One major problem with using files is that, if I map A, B and C to some files A.xml, B.xml and C.xml and use a traditional build system, then any change to A.xml will trigger a rebuild of B.xml and C.xml, even if A/x/y and A/x/z (the original dependencies of B) are not modified. For a fine-grained dependency resolution I therefore would need to map each of A, B and C not to a file, but to a directory where each sub-directory represents an element, files represents attributes, etc. As I said, this does not scale for us.

(Please note that our system is not actually based on XML)

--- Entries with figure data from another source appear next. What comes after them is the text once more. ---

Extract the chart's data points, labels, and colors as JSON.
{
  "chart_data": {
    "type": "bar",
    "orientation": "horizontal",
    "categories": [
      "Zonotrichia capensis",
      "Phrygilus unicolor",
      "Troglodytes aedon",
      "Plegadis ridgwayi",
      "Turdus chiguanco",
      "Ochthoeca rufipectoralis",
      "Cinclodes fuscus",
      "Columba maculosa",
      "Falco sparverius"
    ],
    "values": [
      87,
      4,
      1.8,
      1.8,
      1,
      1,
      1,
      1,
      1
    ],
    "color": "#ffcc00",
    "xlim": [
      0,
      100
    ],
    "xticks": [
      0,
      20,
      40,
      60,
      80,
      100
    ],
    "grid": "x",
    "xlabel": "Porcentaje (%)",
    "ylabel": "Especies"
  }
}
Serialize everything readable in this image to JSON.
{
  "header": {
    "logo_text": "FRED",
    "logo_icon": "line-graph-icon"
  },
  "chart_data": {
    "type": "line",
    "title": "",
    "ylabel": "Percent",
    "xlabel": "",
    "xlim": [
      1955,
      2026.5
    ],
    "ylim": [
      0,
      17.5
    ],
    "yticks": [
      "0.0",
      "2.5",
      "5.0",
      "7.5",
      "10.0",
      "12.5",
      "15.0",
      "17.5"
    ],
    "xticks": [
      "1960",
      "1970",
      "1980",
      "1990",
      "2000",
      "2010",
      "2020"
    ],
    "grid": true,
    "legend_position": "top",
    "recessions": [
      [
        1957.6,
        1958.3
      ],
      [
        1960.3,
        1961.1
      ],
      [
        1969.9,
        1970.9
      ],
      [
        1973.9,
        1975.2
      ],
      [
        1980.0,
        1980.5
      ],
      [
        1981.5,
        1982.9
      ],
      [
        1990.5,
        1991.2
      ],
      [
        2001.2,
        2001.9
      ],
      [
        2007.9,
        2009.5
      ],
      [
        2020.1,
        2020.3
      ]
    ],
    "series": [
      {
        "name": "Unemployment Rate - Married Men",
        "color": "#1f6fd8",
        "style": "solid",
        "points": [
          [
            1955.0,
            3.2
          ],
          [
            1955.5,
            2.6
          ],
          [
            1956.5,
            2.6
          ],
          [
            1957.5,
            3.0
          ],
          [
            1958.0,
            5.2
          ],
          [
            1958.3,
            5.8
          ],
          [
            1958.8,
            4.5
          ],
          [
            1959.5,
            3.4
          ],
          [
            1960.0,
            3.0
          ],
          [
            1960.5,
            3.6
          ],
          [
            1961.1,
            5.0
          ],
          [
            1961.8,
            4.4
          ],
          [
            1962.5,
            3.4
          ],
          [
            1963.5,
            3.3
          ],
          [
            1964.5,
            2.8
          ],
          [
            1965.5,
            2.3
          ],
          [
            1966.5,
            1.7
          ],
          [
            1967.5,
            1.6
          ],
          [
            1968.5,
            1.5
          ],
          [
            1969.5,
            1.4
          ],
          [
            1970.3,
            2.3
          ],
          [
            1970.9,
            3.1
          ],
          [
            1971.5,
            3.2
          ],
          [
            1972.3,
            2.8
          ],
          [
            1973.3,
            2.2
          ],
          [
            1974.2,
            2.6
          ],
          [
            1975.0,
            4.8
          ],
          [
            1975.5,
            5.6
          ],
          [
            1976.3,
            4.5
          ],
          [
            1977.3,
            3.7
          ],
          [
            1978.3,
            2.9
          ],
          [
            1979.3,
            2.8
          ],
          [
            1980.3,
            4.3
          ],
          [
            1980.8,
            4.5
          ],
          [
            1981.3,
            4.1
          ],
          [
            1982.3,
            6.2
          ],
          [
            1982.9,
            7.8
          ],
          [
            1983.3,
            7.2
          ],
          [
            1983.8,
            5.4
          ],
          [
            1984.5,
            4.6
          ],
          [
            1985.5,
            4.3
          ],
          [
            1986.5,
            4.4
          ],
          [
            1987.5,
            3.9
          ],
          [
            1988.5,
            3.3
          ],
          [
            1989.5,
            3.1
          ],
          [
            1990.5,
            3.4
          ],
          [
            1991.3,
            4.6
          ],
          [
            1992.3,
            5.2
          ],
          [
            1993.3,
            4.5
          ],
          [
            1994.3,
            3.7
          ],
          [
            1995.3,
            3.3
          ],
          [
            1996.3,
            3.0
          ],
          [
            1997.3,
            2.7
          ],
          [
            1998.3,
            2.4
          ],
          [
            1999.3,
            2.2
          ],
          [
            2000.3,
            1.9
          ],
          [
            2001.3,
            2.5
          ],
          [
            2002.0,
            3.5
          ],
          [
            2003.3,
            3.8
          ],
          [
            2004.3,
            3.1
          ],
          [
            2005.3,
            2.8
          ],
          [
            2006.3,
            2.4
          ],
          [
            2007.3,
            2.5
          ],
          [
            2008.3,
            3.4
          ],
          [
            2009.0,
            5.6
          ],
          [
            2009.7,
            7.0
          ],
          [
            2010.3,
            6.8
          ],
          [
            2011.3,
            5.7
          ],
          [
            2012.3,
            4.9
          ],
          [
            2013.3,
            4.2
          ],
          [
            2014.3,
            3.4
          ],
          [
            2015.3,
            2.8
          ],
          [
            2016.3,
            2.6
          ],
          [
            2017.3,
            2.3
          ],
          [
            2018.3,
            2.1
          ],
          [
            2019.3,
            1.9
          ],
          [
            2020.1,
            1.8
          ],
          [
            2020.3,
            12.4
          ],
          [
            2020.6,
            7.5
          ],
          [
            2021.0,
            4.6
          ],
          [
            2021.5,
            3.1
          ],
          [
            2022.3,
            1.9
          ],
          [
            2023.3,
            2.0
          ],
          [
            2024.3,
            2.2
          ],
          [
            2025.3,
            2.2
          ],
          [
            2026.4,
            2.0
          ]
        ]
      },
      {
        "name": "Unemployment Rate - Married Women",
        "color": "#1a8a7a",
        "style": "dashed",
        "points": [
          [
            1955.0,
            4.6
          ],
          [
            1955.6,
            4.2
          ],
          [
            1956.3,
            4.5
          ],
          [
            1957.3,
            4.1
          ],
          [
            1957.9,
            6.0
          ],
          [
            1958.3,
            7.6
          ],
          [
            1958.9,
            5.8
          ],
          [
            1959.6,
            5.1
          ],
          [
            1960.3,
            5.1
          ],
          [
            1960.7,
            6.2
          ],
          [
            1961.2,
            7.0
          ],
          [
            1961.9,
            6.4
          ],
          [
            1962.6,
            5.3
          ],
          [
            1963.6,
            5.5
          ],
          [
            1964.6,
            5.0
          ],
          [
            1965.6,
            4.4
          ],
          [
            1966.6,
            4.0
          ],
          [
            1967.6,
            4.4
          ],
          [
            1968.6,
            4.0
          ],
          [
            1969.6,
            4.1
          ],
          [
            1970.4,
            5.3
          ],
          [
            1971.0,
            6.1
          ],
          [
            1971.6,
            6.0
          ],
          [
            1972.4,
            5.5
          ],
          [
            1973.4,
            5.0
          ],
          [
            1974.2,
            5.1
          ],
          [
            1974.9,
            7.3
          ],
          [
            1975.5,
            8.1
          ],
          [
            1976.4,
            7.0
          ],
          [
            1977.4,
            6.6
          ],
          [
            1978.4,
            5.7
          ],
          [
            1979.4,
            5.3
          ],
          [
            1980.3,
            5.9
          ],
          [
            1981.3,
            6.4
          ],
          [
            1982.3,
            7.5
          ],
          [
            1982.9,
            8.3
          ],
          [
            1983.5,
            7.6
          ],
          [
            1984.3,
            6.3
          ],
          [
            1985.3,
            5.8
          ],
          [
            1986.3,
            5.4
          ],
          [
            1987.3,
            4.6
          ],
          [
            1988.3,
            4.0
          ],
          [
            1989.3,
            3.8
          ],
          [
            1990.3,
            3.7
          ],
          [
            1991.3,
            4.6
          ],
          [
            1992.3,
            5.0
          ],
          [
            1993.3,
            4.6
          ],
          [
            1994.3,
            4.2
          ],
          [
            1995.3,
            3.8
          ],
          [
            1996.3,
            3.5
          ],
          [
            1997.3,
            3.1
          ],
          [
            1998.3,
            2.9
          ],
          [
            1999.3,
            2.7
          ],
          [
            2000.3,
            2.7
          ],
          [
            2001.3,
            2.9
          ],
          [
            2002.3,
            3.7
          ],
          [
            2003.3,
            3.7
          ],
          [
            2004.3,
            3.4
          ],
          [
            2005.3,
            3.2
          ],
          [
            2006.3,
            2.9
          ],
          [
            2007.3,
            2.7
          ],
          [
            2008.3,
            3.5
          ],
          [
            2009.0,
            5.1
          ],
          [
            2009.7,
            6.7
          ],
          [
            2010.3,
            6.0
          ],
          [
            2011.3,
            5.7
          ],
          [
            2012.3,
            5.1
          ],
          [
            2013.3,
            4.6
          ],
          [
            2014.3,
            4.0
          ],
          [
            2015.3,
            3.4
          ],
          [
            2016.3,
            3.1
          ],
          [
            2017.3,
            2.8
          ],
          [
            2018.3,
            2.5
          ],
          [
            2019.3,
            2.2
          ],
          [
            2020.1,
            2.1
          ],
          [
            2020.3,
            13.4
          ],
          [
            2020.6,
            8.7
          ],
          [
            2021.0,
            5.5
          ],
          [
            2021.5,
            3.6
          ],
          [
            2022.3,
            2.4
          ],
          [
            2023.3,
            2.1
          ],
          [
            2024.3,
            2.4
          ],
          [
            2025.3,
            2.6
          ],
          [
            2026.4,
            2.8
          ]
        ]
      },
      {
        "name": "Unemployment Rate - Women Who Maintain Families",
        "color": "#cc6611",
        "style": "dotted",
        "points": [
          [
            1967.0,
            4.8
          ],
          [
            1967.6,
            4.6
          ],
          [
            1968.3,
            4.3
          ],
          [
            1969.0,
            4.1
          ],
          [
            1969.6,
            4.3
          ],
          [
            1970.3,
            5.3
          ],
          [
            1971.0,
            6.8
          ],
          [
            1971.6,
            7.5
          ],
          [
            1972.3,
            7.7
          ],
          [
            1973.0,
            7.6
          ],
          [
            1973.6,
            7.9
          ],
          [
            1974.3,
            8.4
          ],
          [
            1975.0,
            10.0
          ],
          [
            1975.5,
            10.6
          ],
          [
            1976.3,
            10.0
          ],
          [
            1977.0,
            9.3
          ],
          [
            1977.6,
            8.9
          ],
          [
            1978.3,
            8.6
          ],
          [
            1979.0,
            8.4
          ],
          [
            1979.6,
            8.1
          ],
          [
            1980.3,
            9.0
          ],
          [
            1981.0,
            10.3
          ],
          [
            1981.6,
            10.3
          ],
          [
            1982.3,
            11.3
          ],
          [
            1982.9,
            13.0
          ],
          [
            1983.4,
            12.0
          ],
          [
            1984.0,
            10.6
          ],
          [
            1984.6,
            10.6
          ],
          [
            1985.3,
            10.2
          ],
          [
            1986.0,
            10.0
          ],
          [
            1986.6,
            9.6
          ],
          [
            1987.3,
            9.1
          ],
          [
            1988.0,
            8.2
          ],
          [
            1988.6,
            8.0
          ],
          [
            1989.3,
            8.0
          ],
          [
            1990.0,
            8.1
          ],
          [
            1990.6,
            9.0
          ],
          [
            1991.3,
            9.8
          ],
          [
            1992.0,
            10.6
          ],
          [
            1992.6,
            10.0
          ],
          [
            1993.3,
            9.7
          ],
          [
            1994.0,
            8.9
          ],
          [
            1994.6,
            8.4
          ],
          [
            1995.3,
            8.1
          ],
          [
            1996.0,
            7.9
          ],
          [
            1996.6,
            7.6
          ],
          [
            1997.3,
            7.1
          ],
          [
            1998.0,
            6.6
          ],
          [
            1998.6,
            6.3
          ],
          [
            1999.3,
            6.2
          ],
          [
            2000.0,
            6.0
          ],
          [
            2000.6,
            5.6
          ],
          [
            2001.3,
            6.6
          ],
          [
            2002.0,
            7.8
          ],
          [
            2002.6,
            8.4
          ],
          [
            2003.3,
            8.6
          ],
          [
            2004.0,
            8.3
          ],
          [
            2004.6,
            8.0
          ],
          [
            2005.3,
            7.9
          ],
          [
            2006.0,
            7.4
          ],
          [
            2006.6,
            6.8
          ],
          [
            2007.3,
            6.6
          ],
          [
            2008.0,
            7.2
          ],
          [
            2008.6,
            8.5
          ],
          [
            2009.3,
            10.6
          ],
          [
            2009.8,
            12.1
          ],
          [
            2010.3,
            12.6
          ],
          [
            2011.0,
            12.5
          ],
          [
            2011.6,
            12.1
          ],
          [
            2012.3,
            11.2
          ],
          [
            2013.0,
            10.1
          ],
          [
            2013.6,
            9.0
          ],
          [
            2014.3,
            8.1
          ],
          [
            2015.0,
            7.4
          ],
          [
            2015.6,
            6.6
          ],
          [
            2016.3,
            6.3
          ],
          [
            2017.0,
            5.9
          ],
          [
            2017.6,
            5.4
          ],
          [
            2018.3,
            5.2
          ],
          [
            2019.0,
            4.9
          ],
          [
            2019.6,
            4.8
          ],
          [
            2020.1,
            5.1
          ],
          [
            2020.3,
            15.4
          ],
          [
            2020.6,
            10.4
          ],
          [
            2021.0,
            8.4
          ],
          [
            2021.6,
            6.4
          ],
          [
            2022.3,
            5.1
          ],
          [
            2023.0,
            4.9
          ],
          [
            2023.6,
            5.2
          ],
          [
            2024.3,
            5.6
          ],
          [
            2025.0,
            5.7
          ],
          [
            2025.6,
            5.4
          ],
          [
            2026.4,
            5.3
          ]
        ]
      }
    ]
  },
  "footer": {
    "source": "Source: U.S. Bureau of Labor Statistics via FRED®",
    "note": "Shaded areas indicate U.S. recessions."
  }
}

Right now I'm looking for any existing software, infrastructure or concept which points into this direction, regardless of implementation language and underlying data structures.

回答1:

It sounds like you need an active object database management system (ODBMS) like GemStone/S. ODBMSs provide the traditional persistence services without the old cost of mapping data structures to files and the well-known benefits of object technology. As you've mentioned dependency trees and addressable objects, in ODBMSs navigational references are stored as part of their data, allowing any complex interaction patterns among objects to be represented/accessed. This is specially true when you predict a system which makes use of inheritance, object nesting and cross-referencing.

Although an object engine may seem oversized for your requirements, it is common for large-scale production business systems to store and execute methods using OODBMs, within a concurrent and multiuser environment. It doesn't come for free because you have to invest in the human part of the equation (education and experience) but once the initial fear is overcome, it will pay the return of investment.

For re-building (subscribed) parts after changes (notifications from announcers) are made, you may use the Observer design pattern, or one of its variants (SASE or Announcements framework), to implement your announce/subscription architecture. Under this type of event frameworks there are intrinsic problems which are hard to solve with traditional file-based solutions, as you have noticed already. For example, it is typical for a dependency mechanism to manage the replacement of an object, or in your example an XML document, by another one. Any modern events framework should manage when an object is removed, all dependents plugged to the old object are updated to the new reference.

Finally, there is a free GemStone/S stack which includes object dependency framework so you may experiment with a real object-database.



回答2:

So nothing comes to mind that solves exactly your problem, but there are a few tools that might get you a little closer than you are now:

1) You might be able to throw something together using Fuse that would give you better control of how your data objects are mapped out to files. Fuse basically allows you to construct arbitrary file systems from whatever backing data you want. (The python bindings are pretty friendly, but there are a number of other language interfaces available as well). Then you could use a traditional build tool, and take advantage of file like objects better associated w/your data.

2) Cmake has a pretty extensible language for writing custom targets that you might be able to press into service. Unfortunately its language is pretty didactic and has something of a steep learning curve, so it wouldn't be my first choice.